Now, a new survey from Precima shows just how much buying local really means and what that means for purchasing behavior. The survey results indicate (through an online survey of 1,213 people in August), that 85 percent of American shoppers say buying local is an important factor. In that same survey, more than a third said they’d pay a premium price (15-30 percent more) to purchase local goods. More importantly, 82 percent said they would spend more on groceries if local options were easier to access; 87 percent said they were more likely to buy a product if they knew the producer or maker of the product.
On the contrary, just 15 percent said that large retail chains source enough local goods; compared with 71 percent who said local farmers markets do so. The results also had 23 percent listing natural food stores as a good source. More than 40 percent said they think larger chains fail to showcase enough local goods.
“Local products represent a significant opportunity for chain retailers to attract new customers and capture additional share of wallet from existing customers. Retailers need to draw upon the shopper insight data they collect to understand what is driving this behavior and then structure their pricing, merchandising and promotions to align with the value consumers place on local products,” says Graeme McVie, General Manager and Vice President of Business Development for Precima, the data analytics division of LoyaltyOne.

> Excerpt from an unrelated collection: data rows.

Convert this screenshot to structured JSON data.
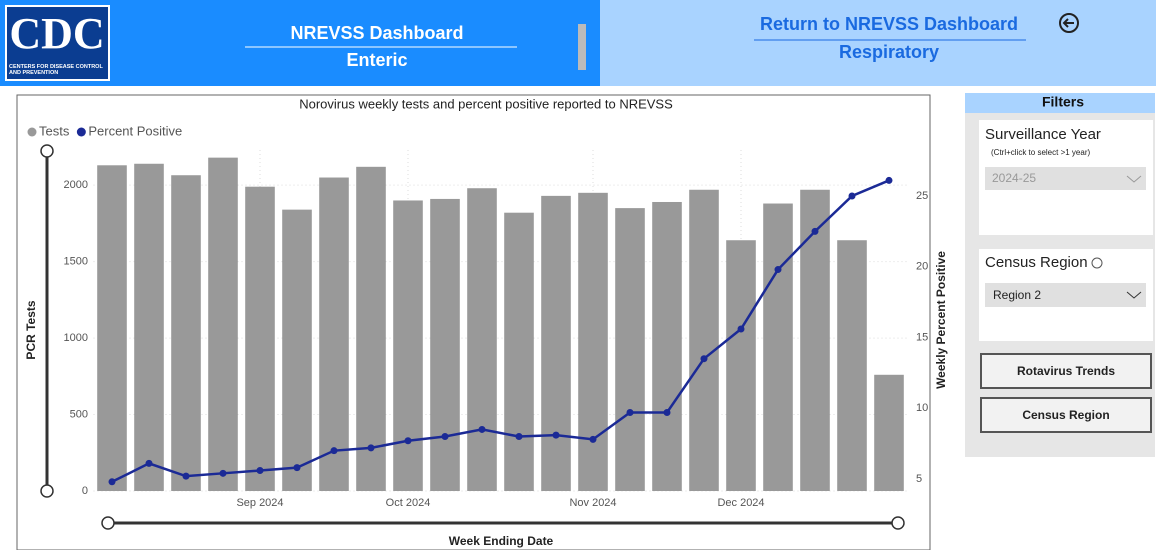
{
  "header": {
    "logo": "CDC",
    "logo_subtitle": "CENTERS FOR DISEASE CONTROL AND PREVENTION",
    "title": "NREVSS Dashboard",
    "subtitle": "Enteric",
    "return_link": "Return to NREVSS Dashboard",
    "return_subtitle": "Respiratory"
  },
  "filters": {
    "title": "Filters",
    "year_label": "Surveillance Year",
    "year_hint": "(Ctrl+click to select >1 year)",
    "year_value": "2024-25",
    "region_label": "Census Region",
    "region_value": "Region 2",
    "buttons": [
      "Rotavirus Trends",
      "Census Region"
    ]
  },
  "chart_data": {
    "type": "bar_line",
    "title": "Norovirus weekly tests and percent positive reported to NREVSS",
    "x_label": "Week Ending Date",
    "y_label": "PCR Tests",
    "y2_label": "Weekly Percent Positive",
    "categories": [
      null,
      null,
      null,
      null,
      "Sep 2024",
      null,
      null,
      null,
      "Oct 2024",
      null,
      null,
      null,
      null,
      "Nov 2024",
      null,
      null,
      null,
      "Dec 2024",
      null,
      null,
      null,
      null
    ],
    "series": [
      {
        "name": "Tests",
        "color": "#999999",
        "type": "bar",
        "values": [
          2130,
          2140,
          2065,
          2180,
          1990,
          1840,
          2050,
          2120,
          1900,
          1910,
          1980,
          1820,
          1930,
          1950,
          1850,
          1890,
          1970,
          1640,
          1880,
          1970,
          1640,
          760
        ]
      },
      {
        "name": "Percent Positive",
        "color": "#1b2a96",
        "type": "line",
        "axis": "y2",
        "values": [
          4.8,
          6.1,
          5.2,
          5.4,
          5.6,
          5.8,
          7.0,
          7.2,
          7.7,
          8.0,
          8.5,
          8.0,
          8.1,
          7.8,
          9.7,
          9.7,
          13.5,
          15.6,
          19.8,
          22.5,
          25.0,
          26.1
        ]
      }
    ],
    "ylim": [
      0,
      2230
    ],
    "yticks": [
      0,
      500,
      1000,
      1500,
      2000
    ],
    "y2lim": [
      4.15,
      28.25
    ],
    "y2ticks": [
      5,
      10,
      15,
      20,
      25
    ],
    "grid": true,
    "legend": "top-left"
  }
}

And for those who don’t choose buying local? The top reason surveyees said they don’t is because they don’t have time to decipher between local/non-local goods. Price was not the top driver as it ranked second (35 percent) under consumers who said there aren’t enough local goods to shop from (42 percent). Of those surveyed, 31 percent said local products cost too much.

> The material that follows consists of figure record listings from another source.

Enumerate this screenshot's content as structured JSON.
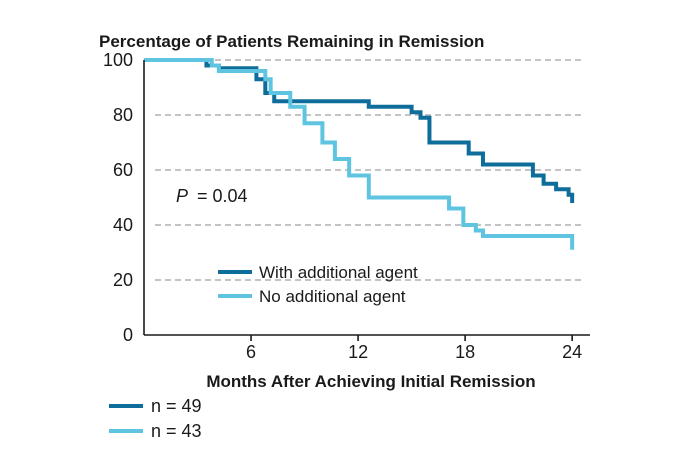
{
  "chart_data": {
    "type": "line",
    "step": true,
    "title": "Percentage of Patients Remaining in Remission",
    "xlabel": "Months After Achieving Initial Remission",
    "ylabel": "",
    "xlim": [
      0,
      25
    ],
    "ylim": [
      0,
      100
    ],
    "xticks": [
      6,
      12,
      18,
      24
    ],
    "yticks": [
      0,
      20,
      40,
      60,
      80,
      100
    ],
    "grid": "dashed horizontal",
    "annotation": {
      "italic": "P",
      "text": "= 0.04"
    },
    "series": [
      {
        "name": "With additional agent",
        "n_label": "n = 49",
        "color": "#0e6d9a",
        "x": [
          0,
          3.5,
          4.2,
          6.3,
          6.8,
          7.3,
          12,
          12.6,
          15,
          15.5,
          16,
          17.6,
          18.2,
          19,
          21.8,
          22.4,
          23.1,
          23.8,
          24
        ],
        "y": [
          100,
          98,
          97,
          93,
          88,
          85,
          85,
          83,
          81,
          79,
          70,
          70,
          66,
          62,
          58,
          55,
          53,
          51,
          48
        ]
      },
      {
        "name": "No additional agent",
        "n_label": "n = 43",
        "color": "#5ec4e0",
        "x": [
          0,
          3.8,
          4.2,
          6.8,
          7.1,
          8.2,
          9.0,
          10.0,
          10.7,
          11.5,
          12.6,
          14.9,
          17.1,
          17.9,
          18.4,
          18.6,
          19.0,
          24
        ],
        "y": [
          100,
          98,
          96,
          93,
          88,
          83,
          77,
          70,
          64,
          58,
          50,
          50,
          46,
          40,
          40,
          38,
          36,
          31
        ]
      }
    ]
  }
}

“We’ve known for some time that local is an important movement economically and socially. Getting local right is not just a nice to do, it’s vital for retailers looking to drive incremental margin and loyalty; this is true for many retailers, especially large-chain grocery stores who stand to make the most by closing the gap. Sourcing local is only part of the puzzle – it’s how you present the value that is going to make the real difference to the local economy, to the shopper and to the retailer’s bottom line,” McVie said.